The people at least understood what was going on, but the animals could not comprehend war. They trembled as though a natural calamity were taking place: thunderstorm, earthquake, forest fire. A Lipizzaner stable —from which Lipik got its name, and where for more than a century one of the original lines of the famous Austrian white horse had been maintained — was firebombed. A white horse was seen running into the hills, its mane and tail ablaze. Another stepped on a mine and flew into the sky, a geyser of blood, iron, and hooves.

When, that Christmas Eve, Croatian soldiers broke the siege and took over the town, they searched house-by-house for snipers. A unit approached the Lovraks’ house, but on the threshold sat a wolflike dog, and, next to the dog, leaning against it, a feral-looking tabby. The dog’s paw lay gently and protectively over the cat’s shoulders. When the soldiers came near, the dog growled threateningly and the cat arched his back and hissed. The soldiers, who typically would have had no qualms about shooting a stray dog, were touched. They didn’t force their way into the house. The captain of the unit decided that it was highly unlikely Serb snipers were crouched inside, for the house had a large tank hole in the middle. (On their way out, the Serb tanks had blasted holes in many houses, as if to say, “If we can’t have this, neither will you.”)

Later, when Igor returned, Fritz wouldn’t let him into the house either.

“Don’t you know me?” Igor shouted. “I’m your master!”
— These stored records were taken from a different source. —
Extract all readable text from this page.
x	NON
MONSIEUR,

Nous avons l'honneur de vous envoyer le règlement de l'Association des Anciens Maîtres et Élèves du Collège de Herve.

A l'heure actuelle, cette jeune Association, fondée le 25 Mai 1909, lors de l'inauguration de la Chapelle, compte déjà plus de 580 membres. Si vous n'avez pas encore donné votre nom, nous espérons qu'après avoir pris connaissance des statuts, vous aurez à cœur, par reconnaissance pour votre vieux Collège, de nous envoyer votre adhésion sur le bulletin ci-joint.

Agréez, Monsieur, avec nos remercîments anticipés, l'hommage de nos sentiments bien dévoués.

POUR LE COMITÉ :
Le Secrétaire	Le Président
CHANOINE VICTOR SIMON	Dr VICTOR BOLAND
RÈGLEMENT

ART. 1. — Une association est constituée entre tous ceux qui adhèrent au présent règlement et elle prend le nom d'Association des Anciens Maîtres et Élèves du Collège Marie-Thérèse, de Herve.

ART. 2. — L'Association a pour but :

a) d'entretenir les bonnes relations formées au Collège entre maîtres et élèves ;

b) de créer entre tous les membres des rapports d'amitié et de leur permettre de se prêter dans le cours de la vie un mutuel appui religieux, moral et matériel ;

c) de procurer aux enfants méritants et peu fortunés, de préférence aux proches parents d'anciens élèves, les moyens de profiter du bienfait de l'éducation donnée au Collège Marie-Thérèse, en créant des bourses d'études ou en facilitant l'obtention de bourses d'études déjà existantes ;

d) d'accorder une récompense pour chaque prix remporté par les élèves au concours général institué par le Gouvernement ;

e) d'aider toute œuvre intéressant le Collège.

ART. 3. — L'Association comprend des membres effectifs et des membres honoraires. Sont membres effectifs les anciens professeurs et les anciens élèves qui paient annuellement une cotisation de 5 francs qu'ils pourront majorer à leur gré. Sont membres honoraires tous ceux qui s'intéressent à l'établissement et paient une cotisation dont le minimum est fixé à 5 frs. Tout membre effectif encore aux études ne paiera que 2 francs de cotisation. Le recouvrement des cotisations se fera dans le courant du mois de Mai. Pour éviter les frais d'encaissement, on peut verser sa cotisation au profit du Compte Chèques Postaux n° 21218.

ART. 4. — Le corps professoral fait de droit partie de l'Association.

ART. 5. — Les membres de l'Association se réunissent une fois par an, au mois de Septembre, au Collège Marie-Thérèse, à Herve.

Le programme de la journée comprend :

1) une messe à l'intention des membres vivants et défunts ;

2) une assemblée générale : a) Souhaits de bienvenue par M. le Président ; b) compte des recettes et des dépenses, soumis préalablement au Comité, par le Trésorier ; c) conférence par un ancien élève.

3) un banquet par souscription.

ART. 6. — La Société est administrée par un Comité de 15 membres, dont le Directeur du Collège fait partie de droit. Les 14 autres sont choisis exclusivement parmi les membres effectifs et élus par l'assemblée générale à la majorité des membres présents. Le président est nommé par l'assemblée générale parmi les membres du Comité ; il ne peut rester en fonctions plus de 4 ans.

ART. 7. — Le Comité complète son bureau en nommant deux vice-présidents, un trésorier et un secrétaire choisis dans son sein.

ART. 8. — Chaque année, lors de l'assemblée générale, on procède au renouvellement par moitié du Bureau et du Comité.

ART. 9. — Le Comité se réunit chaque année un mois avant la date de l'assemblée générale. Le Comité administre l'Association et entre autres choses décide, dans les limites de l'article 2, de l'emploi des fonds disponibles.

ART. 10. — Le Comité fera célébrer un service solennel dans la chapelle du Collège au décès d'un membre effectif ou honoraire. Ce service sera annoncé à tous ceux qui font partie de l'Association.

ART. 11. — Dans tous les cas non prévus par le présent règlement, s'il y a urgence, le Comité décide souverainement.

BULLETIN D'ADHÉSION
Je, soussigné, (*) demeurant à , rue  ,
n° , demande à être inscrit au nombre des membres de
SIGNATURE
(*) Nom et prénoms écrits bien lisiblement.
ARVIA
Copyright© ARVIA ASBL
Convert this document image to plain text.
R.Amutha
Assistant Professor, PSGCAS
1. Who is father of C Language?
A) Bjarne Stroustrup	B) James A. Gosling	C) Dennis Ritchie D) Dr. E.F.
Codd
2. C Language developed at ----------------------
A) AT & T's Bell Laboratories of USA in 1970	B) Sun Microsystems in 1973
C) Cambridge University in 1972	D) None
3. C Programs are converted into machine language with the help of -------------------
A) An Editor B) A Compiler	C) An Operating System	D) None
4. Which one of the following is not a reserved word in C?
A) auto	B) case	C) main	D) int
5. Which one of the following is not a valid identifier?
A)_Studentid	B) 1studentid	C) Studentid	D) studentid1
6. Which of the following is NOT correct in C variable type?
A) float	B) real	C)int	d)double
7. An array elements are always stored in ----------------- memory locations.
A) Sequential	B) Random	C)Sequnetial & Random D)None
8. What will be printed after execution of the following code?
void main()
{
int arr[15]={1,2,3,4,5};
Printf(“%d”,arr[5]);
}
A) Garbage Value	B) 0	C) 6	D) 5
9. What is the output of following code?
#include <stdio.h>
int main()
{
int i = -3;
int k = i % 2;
But Fritz didn’t acknowledge him. And when Igor went to pet Bobo, Fritz growled jealously and nearly bit Igor’s hand. Igor backed off while Fritz washed Bobo with his tongue.

With the help of the United Nations, Igor built a cabin in his yard. He was lonely: not even his dog liked him. He took photographs of Fritz and Bobo lying beside each other, and sent the pictures to his wife in Belgrade, along with a letter, in which he wrote:

During the bombardment, the two shellshocked creatures forgot to hate each other. Who knows how they survived? I imagine the cat hunted pigeons and mice, and shared them with the dog. And when the cat couldn’t catch anything, perhaps Fritz hunted rabbits. Or maybe they ate horse carcasses, or even human corpses — I don’t want to imagine it. No, I am sure they hunted; I see Bobo hunting in the yard in the morning. But the strange thing is, now they won’t let me approach them. They won’t even let me into the house. Anyhow, all I want to say is: if Fritz and Bobo can get along, why can’t we?

It was a rhetorical question. Igor didn’t expect an answer. But three weeks later — not much longer than it took a letter to reach Belgrade — Dara walked in the squeaking front gate and hugged her husband. Fritz and Bobo came out of the house and growled at them.